Local doula Amber Gould recently took to a Squamish housing Facebook page to vent her own frustration at being unable to find an affordable and suitable rental and asked others to share their stories.  She was inundated with stories of people in her situation or worse, she said. 

“Many people in our age group, early 30s, are in the same position,” she said.  “A lot of us are working in some kind of service industry job and this is the situation for many of my friends and my professional friends.”

Gould works several jobs, but said she has found it impossible to find an affordable rental now that she and her partner have outgrown their current room in a house. In 2012 she rented a three-bedroom place for about $900 a month and now similar-sized units are advertised at upwards of $1,900 a month.

Gould said the lack of affordable housing is causing a change in social equity in Squamish, turning it into a place where only the wealthier classes can make a home. 

“People are feeling disenfranchised and they’re feeling as if because they’re in a certain socio-economic bracket they are no longer qualified to live in Squamish,” she said. 

Valuable members of the community are struggling to stay in the district, she said. 

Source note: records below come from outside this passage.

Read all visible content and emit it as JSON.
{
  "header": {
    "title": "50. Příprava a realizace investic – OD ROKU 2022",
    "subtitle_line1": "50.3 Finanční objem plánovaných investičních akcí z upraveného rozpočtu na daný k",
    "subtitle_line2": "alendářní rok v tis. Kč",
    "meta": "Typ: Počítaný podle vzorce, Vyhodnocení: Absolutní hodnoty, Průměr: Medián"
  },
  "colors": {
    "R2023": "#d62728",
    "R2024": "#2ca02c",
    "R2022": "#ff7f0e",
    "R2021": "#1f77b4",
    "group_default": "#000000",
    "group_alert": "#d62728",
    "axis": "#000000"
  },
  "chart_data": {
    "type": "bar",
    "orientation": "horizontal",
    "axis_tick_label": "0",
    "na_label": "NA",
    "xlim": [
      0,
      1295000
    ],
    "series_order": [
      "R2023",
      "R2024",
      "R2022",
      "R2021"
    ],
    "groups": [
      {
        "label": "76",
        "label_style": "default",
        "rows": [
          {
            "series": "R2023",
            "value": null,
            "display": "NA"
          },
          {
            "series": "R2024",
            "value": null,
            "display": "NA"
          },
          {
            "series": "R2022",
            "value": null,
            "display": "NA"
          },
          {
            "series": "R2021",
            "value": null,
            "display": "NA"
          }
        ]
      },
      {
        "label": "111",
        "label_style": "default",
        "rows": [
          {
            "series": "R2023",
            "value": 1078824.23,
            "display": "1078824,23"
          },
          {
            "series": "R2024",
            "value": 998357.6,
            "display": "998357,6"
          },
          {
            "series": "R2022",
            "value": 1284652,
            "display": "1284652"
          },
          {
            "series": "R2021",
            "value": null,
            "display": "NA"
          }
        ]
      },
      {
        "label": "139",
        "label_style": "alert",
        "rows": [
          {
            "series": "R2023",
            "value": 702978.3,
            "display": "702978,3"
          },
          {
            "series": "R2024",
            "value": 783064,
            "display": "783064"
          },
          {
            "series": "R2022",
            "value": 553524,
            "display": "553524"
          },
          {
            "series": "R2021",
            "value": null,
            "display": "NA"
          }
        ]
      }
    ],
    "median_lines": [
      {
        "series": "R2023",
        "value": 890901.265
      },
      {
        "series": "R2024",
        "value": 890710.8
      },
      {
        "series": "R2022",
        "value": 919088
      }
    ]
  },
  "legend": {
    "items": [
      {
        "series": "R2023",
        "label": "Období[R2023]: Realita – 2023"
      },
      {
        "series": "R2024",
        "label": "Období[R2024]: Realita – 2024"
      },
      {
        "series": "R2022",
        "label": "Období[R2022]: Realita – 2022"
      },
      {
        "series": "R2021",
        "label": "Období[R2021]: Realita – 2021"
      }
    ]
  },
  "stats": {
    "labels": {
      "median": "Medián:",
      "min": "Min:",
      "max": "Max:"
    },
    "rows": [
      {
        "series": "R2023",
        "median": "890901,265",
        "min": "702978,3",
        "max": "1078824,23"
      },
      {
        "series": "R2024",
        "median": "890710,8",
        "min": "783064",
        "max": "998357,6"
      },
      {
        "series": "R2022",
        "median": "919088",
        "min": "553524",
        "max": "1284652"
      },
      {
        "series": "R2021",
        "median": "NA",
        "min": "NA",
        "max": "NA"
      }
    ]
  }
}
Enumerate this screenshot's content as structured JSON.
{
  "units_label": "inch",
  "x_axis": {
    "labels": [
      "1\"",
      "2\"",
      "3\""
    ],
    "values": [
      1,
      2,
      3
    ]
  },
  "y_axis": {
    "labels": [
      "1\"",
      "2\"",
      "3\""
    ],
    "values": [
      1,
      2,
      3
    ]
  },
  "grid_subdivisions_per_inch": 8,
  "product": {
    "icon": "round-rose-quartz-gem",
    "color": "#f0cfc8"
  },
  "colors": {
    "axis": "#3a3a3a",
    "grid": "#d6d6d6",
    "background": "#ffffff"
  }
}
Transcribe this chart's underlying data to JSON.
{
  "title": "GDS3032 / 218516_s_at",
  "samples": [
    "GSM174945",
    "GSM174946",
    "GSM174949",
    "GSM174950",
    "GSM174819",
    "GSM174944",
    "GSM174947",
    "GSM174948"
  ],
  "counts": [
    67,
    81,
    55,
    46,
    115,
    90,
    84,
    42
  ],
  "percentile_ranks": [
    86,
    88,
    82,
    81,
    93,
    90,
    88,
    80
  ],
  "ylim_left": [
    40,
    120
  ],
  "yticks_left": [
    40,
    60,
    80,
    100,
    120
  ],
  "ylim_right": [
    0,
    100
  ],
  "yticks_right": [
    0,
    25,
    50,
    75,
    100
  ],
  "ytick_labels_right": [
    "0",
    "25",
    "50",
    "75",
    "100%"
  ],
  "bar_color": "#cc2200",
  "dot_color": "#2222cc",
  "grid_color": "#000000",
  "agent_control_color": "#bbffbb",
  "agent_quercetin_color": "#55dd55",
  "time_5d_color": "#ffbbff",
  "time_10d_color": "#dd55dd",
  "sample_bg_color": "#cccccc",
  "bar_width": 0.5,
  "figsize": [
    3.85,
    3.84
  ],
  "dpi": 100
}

Hayley Read, 31, was raised in Squamish and teaches children piano full time out of her home. She currently has a place to live and work, but the owners have put the unit up for sale. 

“In any community I think it is going to be a challenge to find a place that is suitable for teaching. There are the noise concerns and the coming and going,” she said. 

“In Squamish, with there being hardly any options for anyone my chances are even tougher.” 

Read said she fears if she can’t find something when her landlords sell, she’ll have to give up teaching her 45 students and abandon her growing waitlist of children who also want lessons.

“[Teaching] is definitely something that adds value to the community,” she said. 

Jennifer Petri and her husband Ben Gaitskell, who is manager and chef at the Naked Lunch eatery in downtown Squamish, are thinking it may be time to leave.

Though Gaitskell grew up in Squamish and loves his job, Petri said with three children and two pets, finding suitable housing has been an exercise in frustration. 

“It’s next to impossible.”  

The family is currently living in a one bedroom and den condo for $1,350 a month, but their landlords are selling the unit. 

The family is looking at moving to Penticton, where they lived previously and where a five-bedroom house rents for $1,500 a month, she said.

Gould said her anger and sadness over the stories she has been hearing led her to organize a Squamish Tenants’ Association. 

The group has its own Facebook page, started June 21, that already has over 100 members. 

The association will seek solutions, provide information on tenants’ rights and advocate on behalf of renters, among other things, Gould said. 

She has been in contact with the district and arrangements are being made for her and other group members to present to the district’s housing task force in July.

Councillor Jason Blackman-Wulff, chair of the task force, said he looks forward to hearing what the members of the group have to say and what creative solutions they may bring to the table.

He said one of the problems is that because there is no longer a long-form census in Canada, it is hard for local governments and developers to get a sense of what the need is. 

“I’m hoping that we will be able to start collecting some data from the tenants’ association as they are talking to people in the community and finding out what are some of the challenges for people,” he said. “One of the biggest things we can do is ensure that there is a good supply out there. Whenever you have really, really low vacancy rates that is when you start to have issues, so we need to make sure as a district that we have control over land use decisions and rezoning and things of that nature to make sure that the supply is coming on and make sure that the supply is going to meet people’s needs.”

Gould said she is hopeful solutions can be found through collaboration. 

This story has been modified since it was first posted.